If we look down and around in a well-tended garden, we may become aware (upon further investigation) that arrangements of leaves, petals, seeds and florets are intimately associated with spirals patterns, the related sequence of numbers 1, 1, 2, 3, 5, 8, 13, 21, 34, 55, 89, 144, ... and also with an angle of about 137.5 degrees (or its complement, 222.5 degrees). Spirals in three dimensions (helices) with interesting geometric properties plus striped patterns combine to make exquisite sea shells; moving on to bigger plants, we may note that the heights of trees are closely related to their diameters, following sound engineering principles. Branching patterns in trees, leaves, river networks, lungs and blood vessels exhibit similar (fractal-like) features; there is an amazing unity (without uniformity) in nature. There are also to be found some fascinating geometric properties associated with mud cracks and patterns in the bark of trees.

Although it developed out of a university course, this is not a textbook per se. It will be very useful as such, I hope, but also it can be dipped into at leisure; simple examples are scattered liberally thoughout the book, and especially so in the early chapters. For whom then is this book written? The answer is that it is for a mixture of communities, academic and otherwise. Certainly I have in mind the college population of undergraduate students in mathematics, science and engineering (and their professors) who may be able to use it as a supplement to their standard texts in various courses, particularly those in mathematical modeling. The material covered here is very broad in its scope, and I hope that it will be of considerable interest to professors and students engaged in both these and interdisciplinary courses.
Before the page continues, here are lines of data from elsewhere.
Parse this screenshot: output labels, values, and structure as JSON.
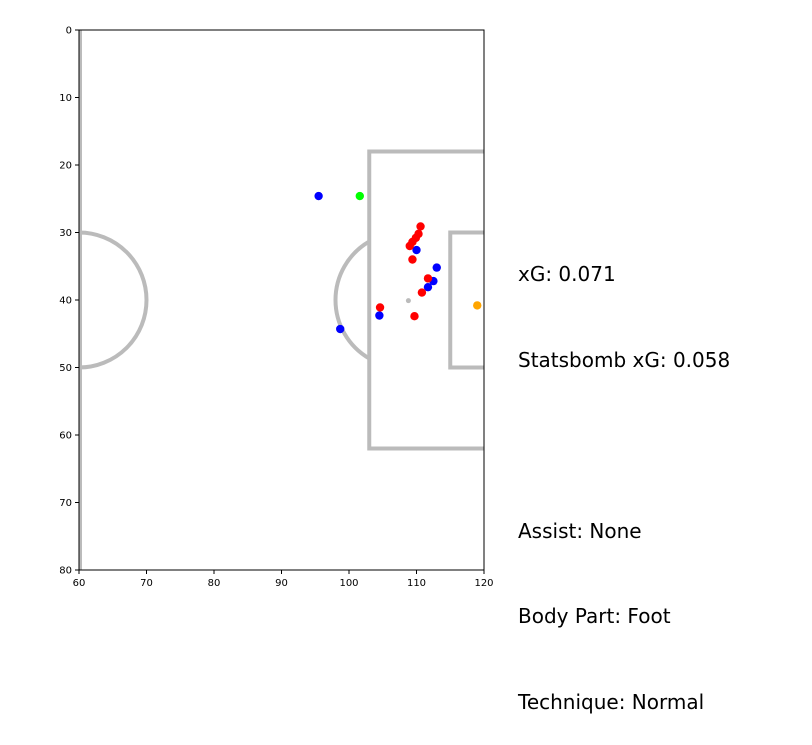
{
  "chart_data": {
    "type": "scatter",
    "xlim": [
      60,
      120
    ],
    "ylim": [
      0,
      80
    ],
    "y_inverted": true,
    "x_ticks": [
      60,
      70,
      80,
      90,
      100,
      110,
      120
    ],
    "y_ticks": [
      0,
      10,
      20,
      30,
      40,
      50,
      60,
      70,
      80
    ],
    "grid": false,
    "pitch_color": "#bbbbbb",
    "series": [
      {
        "color": "#0000ff",
        "points": [
          {
            "x": 95.5,
            "y": 24.6
          },
          {
            "x": 110.0,
            "y": 32.6
          },
          {
            "x": 113.0,
            "y": 35.2
          },
          {
            "x": 112.5,
            "y": 37.2
          },
          {
            "x": 111.7,
            "y": 38.1
          },
          {
            "x": 104.5,
            "y": 42.3
          },
          {
            "x": 98.7,
            "y": 44.3
          }
        ]
      },
      {
        "color": "#ff0000",
        "points": [
          {
            "x": 110.6,
            "y": 29.1
          },
          {
            "x": 110.3,
            "y": 30.2
          },
          {
            "x": 109.9,
            "y": 30.8
          },
          {
            "x": 109.4,
            "y": 31.4
          },
          {
            "x": 109.0,
            "y": 32.0
          },
          {
            "x": 109.4,
            "y": 34.0
          },
          {
            "x": 111.7,
            "y": 36.8
          },
          {
            "x": 110.8,
            "y": 38.9
          },
          {
            "x": 104.6,
            "y": 41.1
          },
          {
            "x": 109.7,
            "y": 42.4
          }
        ]
      },
      {
        "color": "#00ff00",
        "points": [
          {
            "x": 101.6,
            "y": 24.6
          }
        ]
      },
      {
        "color": "#ffa500",
        "points": [
          {
            "x": 119.0,
            "y": 40.8
          }
        ]
      }
    ],
    "pitch_markings": {
      "center_circle": {
        "cx": 60,
        "cy": 40,
        "r": 10
      },
      "penalty_spot": {
        "x": 108.8,
        "y": 40.1
      },
      "penalty_arc": {
        "cx": 108,
        "cy": 40,
        "r": 10
      },
      "penalty_area": {
        "x0": 103,
        "x1": 120,
        "y0": 18,
        "y1": 62
      },
      "six_yard_box": {
        "x0": 115,
        "x1": 120,
        "y0": 30,
        "y1": 50
      }
    }
  },
  "info": {
    "xg": "xG: 0.071",
    "statsbomb_xg": "Statsbomb xG: 0.058",
    "assist": "Assist: None",
    "body_part": "Body Part: Foot",
    "technique": "Technique: Normal"
  }
}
My further hope is that this material will appeal to high school teachers and their students who may have the opportunity for “mathematical enrichment” beyond the normal syllabus, if time permits. Anyone interested in the beauty of nature, regardless of mathematical background also (I trust) will enjoy much in this book. Although the mathematical level ranges across a broad swathe, from “applied arithmetic” to partial differential equations, there is considerable non-mathematical discussion of the basic science behind the equations which I hope will also appeal to many others who might wish to ignore the equations (but not at their peril). Thus those who have no formal mathematical background will find much of value in the descriptive material contained here. The level of mathematics used in this book varies from basic arithmetic, geometry and trigonometry through calculus of a single variable, (and a smidgin of linear algebra) to the occasional senior or first year graduate-level topic in American universities and colleges. A background in geometry, trigonometry and single-variable calculus will suffice for most purposes; familiarity with the theory of linear ordinary and partial differential equations is useful but definitely not necessary in order to appreciate the contents of this book. It should therefore be accessible almost in its entirety to students of mathematics, science and engineering, the occasional advanced topic notwithstanding.

One of the other major reasons for writing this book is to bring together different strands from the many fascinating books and scientific articles, both technical and popular that I have collected, read and used, or just dipped into over the last twenty five to thirty years. Some of the books are out of print, though fortunately many are not. I have been richly blessed and stimulated by the writings of many scientists and mathematicians during this time, and in one sense therefore, this book is the result of having carried out some “intellectual janitorial activity”; a phrase that I encountered in Blair Kinsman's book “Wind Waves” many years ago and have adopted as my own. My hope is that this book will be a valuable resource for you, the reader; it may provide details of previously unknown sources that I encourage you to search out for yourself if time permits, but failing that, may it be a useful introduction to some of the fascinating and varied research that has been carried out by some very clever people!